Its poor box office performance was attributed to lack of promotion from The Weinstein Company, which some journalists posited was due to the disappointing box office runs of other Iraq war-related films, such as In the Valley of Elah and Lions for Lambs. Said Strouse, "By the time they released it, we were at the tail end of Iraq War film failures and the company didn’t do much to try and distinguish us from the pack."

===Critical response===
On review aggregator website Rotten Tomatoes, the film holds an approval rating of 63% based on 73 reviews. The site's critical consensus reads, "A refreshing departure from the current crop of Iraq war dramas, Grace is Gone is a heartfelt, finely acted portrayal of grief and healing." On Metacritic, the film has a weighted average score of 65 out of 100, based on 18 critics, indicating "generally favorable" reviews.

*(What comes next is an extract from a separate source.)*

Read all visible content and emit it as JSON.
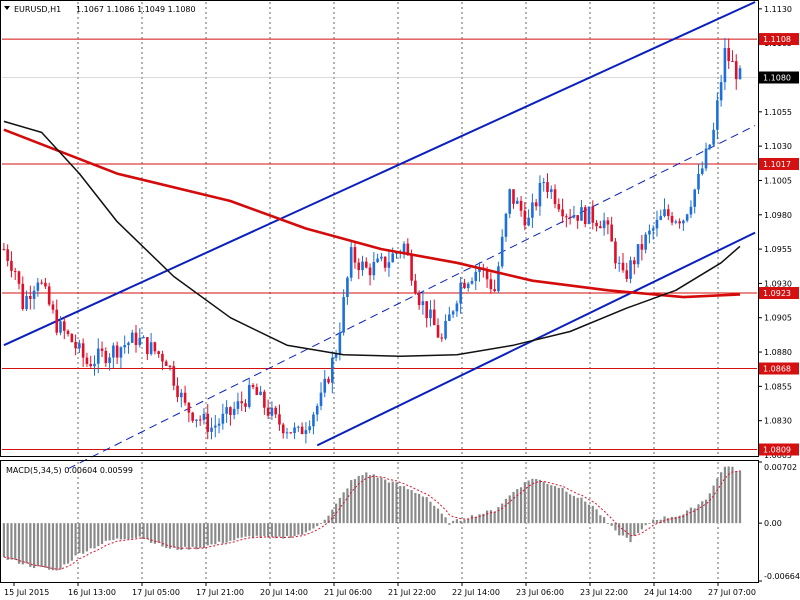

Praise was given to Cusack’s performance, with critics saying it is a "far cry from the usual blithe and breezy" roles Cusack plays. Stephen Holden of The New York Times wrote the "small, tender film about contemporary parenthood in wartime carries off a delicate balancing act." The San Francisco Chronicles Mick LaSalle wrote it "depicts a side of the Iraq war, the American home front, that has been barely touched in other Iraq war movies", and though the film is politically neutral, audiences "will come away from the experience moved and shaken" regardless of their thoughts on the war. He added O'Keefe’s "scenes with Cusack form the backbone of the picture. Hers is a beautiful portrait of a 12-year-old girl who loves her father but is just beginning to see past him, to understand him as a person and not a god."

Awarding the film 3/4 stars, Roger Ebert wrote that the "story drags its feet a little…considering we know where they're going and what must happen when they get [to the theme park]. And a possible political confrontation between the two brothers is so adroitly sidestepped that the movie, although probably anti-war, never really declares itself. All we have is a father who has lost his wife and two girls who have lost their mother. The way Cusack handles that, it's enough."

More critical reviews cited the film’s manipulativeness and its refusal to make a bigger statement about the war. Elizabeth Weitzman of the Daily News opined, "This is a movie that lobs even appropriate criticisms from a safe distance, a flaw its strengths can't overcome." Of the young actresses, Weitzman said, "Bednarczyk's natural instincts put most programmed Hollywood moppets to shame, and the quietly affecting O'Keefe shows genuine talent. They convey an honest confusion that is consistently more powerful than the black and white (or red and blue) politics that divide the film around them." Lisa Schwarzbaum of Entertainment Weekly wrote the character of Stanley felt underdeveloped.

==Awards and nominations==
The music in the film received two Golden Globe nominations by the Hollywood Foreign Press Association for the 65th Golden Globe Awards. Strouse's screenplay won the Waldo Salt Screenwriting Award at that year's Sundance Film Festival. Clint Eastwood was nominated for Best Original Score, while the song "Grace is Gone" with music by Eastwood and lyrics by Carole Bayer Sager was nominated for Best Original Song. It won the Satellite Award for Best Song at the 12th Satellite Awards.